II. Duties and Responsibilities A. B. C. D. E. F. G.
The committee shall review and, where appropriate, make recommendations to the Board regarding the Company's short- and long-term financing plans, its financial position, its financial forecasts, its capital expenditure budgets, and capital structure.
The committee shall review and, where appropriate, make recommendations to the Board regarding transactions, primarily acquisitions and divestitures, that may have a material impact on the Company's financial profile.
The committee shall review management's process for assessing risks associated with capital expenditures and acquisitions and to establish guidelines for the approval and review of capital projects by the Board and the Finance Committee.
The committee shall review management's process for assessing the financial returns from capital expenditures and acquisitions.
The committee shall consider and make recommendations to the Board regarding payment of dividends, if any.
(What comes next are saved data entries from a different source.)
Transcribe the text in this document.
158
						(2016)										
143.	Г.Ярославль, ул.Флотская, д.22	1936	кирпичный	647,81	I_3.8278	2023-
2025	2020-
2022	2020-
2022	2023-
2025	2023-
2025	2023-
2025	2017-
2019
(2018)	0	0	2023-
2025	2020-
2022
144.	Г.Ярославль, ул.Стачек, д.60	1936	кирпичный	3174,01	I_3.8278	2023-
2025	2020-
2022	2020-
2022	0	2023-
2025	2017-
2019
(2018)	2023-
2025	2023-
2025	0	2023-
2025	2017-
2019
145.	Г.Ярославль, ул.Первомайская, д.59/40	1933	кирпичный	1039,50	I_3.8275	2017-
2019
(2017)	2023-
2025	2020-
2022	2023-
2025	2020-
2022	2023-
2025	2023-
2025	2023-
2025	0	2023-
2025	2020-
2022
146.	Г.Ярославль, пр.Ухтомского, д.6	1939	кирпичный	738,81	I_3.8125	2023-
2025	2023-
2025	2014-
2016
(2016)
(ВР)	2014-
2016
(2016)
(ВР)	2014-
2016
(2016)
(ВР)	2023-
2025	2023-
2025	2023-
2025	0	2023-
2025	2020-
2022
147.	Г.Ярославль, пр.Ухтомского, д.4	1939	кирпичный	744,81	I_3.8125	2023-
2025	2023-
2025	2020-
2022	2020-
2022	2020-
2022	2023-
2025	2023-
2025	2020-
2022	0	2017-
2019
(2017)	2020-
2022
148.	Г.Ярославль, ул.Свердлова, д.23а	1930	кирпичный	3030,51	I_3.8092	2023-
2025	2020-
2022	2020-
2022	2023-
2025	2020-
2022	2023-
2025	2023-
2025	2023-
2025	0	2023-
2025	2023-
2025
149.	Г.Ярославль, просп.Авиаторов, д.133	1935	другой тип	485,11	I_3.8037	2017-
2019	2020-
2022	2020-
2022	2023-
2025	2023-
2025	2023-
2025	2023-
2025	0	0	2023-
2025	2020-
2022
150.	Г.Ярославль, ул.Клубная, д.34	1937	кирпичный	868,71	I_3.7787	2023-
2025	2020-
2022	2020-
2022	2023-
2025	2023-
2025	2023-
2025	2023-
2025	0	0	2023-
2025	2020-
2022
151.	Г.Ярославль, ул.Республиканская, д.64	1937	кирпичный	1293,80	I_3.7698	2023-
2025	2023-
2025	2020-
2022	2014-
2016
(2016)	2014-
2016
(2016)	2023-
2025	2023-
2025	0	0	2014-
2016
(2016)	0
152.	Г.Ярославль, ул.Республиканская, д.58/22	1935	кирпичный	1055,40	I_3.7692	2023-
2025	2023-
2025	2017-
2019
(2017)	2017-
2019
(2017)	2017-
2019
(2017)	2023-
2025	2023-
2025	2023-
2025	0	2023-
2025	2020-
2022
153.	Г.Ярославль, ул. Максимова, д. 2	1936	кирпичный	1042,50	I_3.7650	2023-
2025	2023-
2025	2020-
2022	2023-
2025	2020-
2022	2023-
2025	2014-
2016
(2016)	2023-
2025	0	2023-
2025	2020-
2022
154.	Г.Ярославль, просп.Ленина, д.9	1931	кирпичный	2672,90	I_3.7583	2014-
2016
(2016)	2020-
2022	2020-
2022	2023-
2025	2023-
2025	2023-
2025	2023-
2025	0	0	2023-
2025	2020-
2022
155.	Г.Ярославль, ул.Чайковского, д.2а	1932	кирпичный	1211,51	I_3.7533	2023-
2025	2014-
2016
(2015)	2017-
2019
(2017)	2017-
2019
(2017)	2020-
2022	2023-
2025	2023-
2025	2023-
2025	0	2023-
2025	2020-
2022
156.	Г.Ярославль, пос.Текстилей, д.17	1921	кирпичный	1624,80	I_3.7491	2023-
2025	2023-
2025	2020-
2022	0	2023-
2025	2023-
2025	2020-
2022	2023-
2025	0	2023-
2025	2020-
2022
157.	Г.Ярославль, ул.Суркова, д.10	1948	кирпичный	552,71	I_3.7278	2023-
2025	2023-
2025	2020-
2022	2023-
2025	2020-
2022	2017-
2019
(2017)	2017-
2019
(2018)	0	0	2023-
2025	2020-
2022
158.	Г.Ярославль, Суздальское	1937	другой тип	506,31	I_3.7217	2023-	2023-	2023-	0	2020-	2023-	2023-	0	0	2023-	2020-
The committee shall review annually: (1) the financial performance of the Eastman Retirement Assistance Plan; (2) management's funding targets for the Eastman Retirement Assistance Plan; and (3) the activities and performance of the Eastman Retirement Assistance Plan Committee.
The committee shall perform such other functions as the Directors may from time to time designate.
III. Composition
The size of the committee shall be determined by the Board based on the recommendation of the Nominating and Corporate Governance Committee, subject to
any requirements or limitations in the Company's certificate of incorporation or bylaws. The Board believes that the committee should always have at least three members. Each committee member must satisfy the applicable independence requirements set forth in the rules of the New York Stock Exchange. The Board appoints committee members and the committee Chair based upon the recommendation of the Nominating and Corporate Governance Committee. Each committee member will serve at the pleasure of the Board for such term as the Board may decide, based on the recommendation of the Nominating and Corporate Governance Committee, or until such committee member is no longer a Board member.
IV. Meetings
The committee shall meet as frequently as necessary to carry out its responsibilities under this Charter. Typically, the committee will meet at least quarterly. The Chair or a majority of the committee members may call a meeting of the committee at any time. A majority of the number of committee members selected by the Board shall constitute a quorum for conducting business at a meeting of the committee. The act of a majority of committee members present at a committee meeting at which a quorum is in attendance shall be the act of the committee, unless a greater number is required by law, the Company's certificate of incorporation or its bylaws. The Chair shall, in consultation with the other members of the committee, establish the agenda for each committee meeting. Each committee member may submit items to be included on the agenda. Committee members may also raise subjects that are not on the agenda at any meeting. The Chair shall supervise the conduct of the meetings and shall have other responsibilities which the committee may designate from time to time.
The committee may request any officer or employee of the Company to attend a meeting or to meet with any members or representatives of the committee.
V. Delegation
The committee shall have the authority to delegate any of its responsibilities to subcommittees thereof as the committee may deem appropriate in its sole discretion.
VI. Annual Review
At least annually, the committee shall review the adequacy of this Charter and recommend any changes to the Board.
VII. Annual Performance Evaluation
At least annually, the committee will evaluate its own performance against the requirements of this Charter and review this evaluation with the Board. The evaluation shall include the goals and objectives of the committee for the upcoming year. The committee shall conduct its review and evaluation in such manner as it deems appropriate.